Foi alegre vê-lo tocando piano no sonho, e eu já tinha ido dormir alegre com o sentimento de que o mundo estava se dando conta do perigo que corre a frágil democracia brasileira. Senti a falta do Scliar na luta pela vacina contra o negacionismo no país, foi uma vergonha e tristeza pelos doentes e mortos. O País está vendo sua Amazônia sendo destruída, gente sendo assassinada, a fome voltou e atinge mais de trinta milhões de brasileiros. Entretanto, começa haver um sentimento de alegria com o dia dois de outubro, a festa da democracia que está sendo ameaçada.

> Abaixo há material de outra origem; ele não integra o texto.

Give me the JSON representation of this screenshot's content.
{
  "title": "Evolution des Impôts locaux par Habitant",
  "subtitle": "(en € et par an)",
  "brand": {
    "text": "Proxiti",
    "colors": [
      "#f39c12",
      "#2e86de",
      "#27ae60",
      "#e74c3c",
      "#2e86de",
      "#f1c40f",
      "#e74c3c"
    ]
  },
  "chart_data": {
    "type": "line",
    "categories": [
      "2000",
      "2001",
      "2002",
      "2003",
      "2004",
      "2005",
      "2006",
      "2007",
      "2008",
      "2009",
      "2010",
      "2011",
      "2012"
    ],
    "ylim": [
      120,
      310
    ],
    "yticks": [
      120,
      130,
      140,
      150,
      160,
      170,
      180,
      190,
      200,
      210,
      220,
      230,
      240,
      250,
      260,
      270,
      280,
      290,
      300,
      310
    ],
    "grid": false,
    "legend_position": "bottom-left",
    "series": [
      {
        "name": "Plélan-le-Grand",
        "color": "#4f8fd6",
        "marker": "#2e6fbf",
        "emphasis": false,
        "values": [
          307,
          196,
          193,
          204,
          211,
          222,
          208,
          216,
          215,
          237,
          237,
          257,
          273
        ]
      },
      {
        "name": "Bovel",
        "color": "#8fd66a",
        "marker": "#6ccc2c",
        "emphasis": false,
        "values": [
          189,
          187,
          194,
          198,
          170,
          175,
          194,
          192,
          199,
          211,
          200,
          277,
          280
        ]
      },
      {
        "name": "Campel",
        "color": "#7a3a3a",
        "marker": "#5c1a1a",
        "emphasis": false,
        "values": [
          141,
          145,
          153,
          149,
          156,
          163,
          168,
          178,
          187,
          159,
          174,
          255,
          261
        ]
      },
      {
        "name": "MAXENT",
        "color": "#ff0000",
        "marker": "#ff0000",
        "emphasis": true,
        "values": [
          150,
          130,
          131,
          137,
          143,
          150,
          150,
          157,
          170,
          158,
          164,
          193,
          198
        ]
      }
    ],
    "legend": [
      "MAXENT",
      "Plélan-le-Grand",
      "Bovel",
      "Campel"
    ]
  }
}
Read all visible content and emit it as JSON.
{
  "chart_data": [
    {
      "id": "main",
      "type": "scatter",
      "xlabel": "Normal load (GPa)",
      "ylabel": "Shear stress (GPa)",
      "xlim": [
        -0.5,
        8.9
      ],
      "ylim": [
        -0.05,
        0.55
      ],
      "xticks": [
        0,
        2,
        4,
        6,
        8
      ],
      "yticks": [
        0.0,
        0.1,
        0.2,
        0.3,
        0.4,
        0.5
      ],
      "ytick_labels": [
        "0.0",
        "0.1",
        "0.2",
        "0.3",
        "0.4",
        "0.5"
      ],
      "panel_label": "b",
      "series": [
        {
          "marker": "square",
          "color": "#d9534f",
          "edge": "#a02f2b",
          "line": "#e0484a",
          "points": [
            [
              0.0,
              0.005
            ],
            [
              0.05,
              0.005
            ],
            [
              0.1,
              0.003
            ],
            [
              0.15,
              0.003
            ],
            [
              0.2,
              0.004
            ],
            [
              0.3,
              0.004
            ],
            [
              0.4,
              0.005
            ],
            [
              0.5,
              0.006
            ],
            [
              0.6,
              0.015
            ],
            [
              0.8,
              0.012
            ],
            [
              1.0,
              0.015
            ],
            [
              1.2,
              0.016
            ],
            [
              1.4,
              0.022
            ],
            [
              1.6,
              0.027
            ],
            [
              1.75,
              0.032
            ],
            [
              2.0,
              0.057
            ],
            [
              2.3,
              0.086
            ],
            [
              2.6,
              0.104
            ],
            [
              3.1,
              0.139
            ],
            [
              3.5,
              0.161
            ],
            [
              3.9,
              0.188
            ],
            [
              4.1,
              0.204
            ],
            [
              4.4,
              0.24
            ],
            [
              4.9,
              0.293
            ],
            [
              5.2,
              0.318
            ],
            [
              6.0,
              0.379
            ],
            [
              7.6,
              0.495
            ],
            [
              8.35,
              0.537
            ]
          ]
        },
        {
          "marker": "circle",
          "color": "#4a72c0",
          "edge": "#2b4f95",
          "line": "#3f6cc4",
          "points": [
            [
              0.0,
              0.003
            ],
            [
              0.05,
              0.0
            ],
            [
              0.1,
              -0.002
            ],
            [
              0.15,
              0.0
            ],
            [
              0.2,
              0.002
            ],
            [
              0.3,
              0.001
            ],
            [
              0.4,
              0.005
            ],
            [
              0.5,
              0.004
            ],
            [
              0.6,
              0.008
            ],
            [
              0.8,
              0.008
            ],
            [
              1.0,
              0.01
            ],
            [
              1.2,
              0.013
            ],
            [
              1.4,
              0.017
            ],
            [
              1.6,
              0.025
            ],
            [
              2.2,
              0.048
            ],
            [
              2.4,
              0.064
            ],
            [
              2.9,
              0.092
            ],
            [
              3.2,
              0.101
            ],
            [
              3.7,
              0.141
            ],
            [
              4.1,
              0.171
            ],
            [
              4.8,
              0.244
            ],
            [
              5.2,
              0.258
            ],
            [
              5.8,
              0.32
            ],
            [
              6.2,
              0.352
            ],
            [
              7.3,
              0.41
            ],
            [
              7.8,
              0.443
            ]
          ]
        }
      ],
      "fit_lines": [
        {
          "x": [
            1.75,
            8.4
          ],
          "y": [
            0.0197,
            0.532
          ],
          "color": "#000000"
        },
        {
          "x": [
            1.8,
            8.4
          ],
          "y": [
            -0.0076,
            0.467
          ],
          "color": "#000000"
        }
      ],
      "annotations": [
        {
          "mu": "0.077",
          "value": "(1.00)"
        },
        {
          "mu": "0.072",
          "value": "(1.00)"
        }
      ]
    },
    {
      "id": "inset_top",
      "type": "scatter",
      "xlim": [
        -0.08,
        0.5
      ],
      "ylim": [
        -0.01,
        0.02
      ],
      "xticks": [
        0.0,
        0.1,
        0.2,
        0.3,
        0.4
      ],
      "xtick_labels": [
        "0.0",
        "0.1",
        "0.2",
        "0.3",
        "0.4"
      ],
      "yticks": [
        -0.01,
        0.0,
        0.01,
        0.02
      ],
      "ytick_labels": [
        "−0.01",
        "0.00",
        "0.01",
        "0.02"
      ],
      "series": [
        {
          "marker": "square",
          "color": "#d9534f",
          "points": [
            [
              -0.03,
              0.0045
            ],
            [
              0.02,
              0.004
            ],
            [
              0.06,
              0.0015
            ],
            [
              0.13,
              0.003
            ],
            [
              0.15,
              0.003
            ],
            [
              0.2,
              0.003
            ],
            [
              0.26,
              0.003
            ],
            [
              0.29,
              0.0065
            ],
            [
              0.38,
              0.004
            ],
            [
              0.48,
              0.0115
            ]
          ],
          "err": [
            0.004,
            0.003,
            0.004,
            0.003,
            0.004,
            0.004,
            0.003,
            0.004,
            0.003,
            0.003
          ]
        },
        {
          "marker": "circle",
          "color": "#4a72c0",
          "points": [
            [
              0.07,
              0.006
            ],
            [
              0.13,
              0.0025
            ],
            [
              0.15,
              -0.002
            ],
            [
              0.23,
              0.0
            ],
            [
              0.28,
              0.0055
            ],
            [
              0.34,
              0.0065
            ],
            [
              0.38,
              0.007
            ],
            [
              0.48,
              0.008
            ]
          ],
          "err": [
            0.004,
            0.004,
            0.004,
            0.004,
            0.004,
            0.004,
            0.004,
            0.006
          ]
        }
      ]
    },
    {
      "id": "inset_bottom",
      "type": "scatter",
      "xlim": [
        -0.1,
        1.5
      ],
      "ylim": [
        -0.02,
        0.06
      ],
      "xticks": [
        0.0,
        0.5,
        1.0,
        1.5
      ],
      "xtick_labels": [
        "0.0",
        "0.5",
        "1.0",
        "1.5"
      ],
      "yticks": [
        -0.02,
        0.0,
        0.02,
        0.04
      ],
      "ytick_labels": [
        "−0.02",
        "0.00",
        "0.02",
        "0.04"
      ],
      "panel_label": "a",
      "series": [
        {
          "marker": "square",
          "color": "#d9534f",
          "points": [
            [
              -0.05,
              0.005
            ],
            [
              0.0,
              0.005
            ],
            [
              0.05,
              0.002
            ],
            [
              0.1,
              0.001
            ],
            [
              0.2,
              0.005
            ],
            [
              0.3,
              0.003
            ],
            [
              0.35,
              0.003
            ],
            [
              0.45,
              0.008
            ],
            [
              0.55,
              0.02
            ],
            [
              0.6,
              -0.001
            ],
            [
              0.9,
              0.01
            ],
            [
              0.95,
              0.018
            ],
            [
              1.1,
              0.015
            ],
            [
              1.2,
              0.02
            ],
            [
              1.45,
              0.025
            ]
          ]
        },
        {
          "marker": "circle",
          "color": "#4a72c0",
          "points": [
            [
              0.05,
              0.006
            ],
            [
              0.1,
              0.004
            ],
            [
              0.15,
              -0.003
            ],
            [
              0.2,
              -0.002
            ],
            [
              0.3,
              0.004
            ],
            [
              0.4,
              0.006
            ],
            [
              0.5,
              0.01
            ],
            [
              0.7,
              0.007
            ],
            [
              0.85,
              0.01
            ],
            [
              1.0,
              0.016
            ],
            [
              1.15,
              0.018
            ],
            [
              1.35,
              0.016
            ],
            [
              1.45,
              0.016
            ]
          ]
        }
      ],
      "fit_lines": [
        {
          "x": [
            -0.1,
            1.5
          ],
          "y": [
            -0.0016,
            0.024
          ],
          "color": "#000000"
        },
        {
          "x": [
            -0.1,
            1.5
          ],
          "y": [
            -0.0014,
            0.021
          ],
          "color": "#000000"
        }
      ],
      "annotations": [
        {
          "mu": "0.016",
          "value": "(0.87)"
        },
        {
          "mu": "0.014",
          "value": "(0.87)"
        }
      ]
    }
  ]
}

Segui pensando no sonho, em que o Mico tocava piano, foi um visitante noturno, que ressuscitou, e fui dormir imaginando que a esperança do país estava sendo ressuscitada. Há um esforço de recuperar a alegria do sonho, não só noturno, como o sonho de um país mais justo. Acordei às quatro da madrugada e anotei logo a frase: “Eu vi o Mico tocando piano”.
Sempre amei os sonhos, sejam os sonhos noturnos como os diurnos, e poucos livros são mais fascinantes que “A interpretação dos sonhos”, de Sigmund Freud, que tinha em José do Egito uma referência. O José dos sonhos do Faraó foi uma das inspirações de Freud, e nesse livro se estuda o primeiro modelo de aparelho psíquico, da realidade psíquica, em que psique é alma em grego. Admiro os sonhadores, e o Mico sonhou sempre com um amanhã melhor na saúde pública, numa saúde melhor para o povo. Integrou movimentos judaicos socialistas como várias pessoas do Bom Fim, defendeu a liberdade e a democracia, assim como foi adversário das ditaduras. Em muita coisa segui seu exemplo, bem como de minhas irmãs, e aprendi desde cedo a gostar de debates, a conviver com o contraditório.
Hoje a nação dilacerada está cansada de guerras, de ser dividida pelo ódio, de tantos mortos e pesadelos. É hora de cantar e dançar com a volta de sonhos alegres.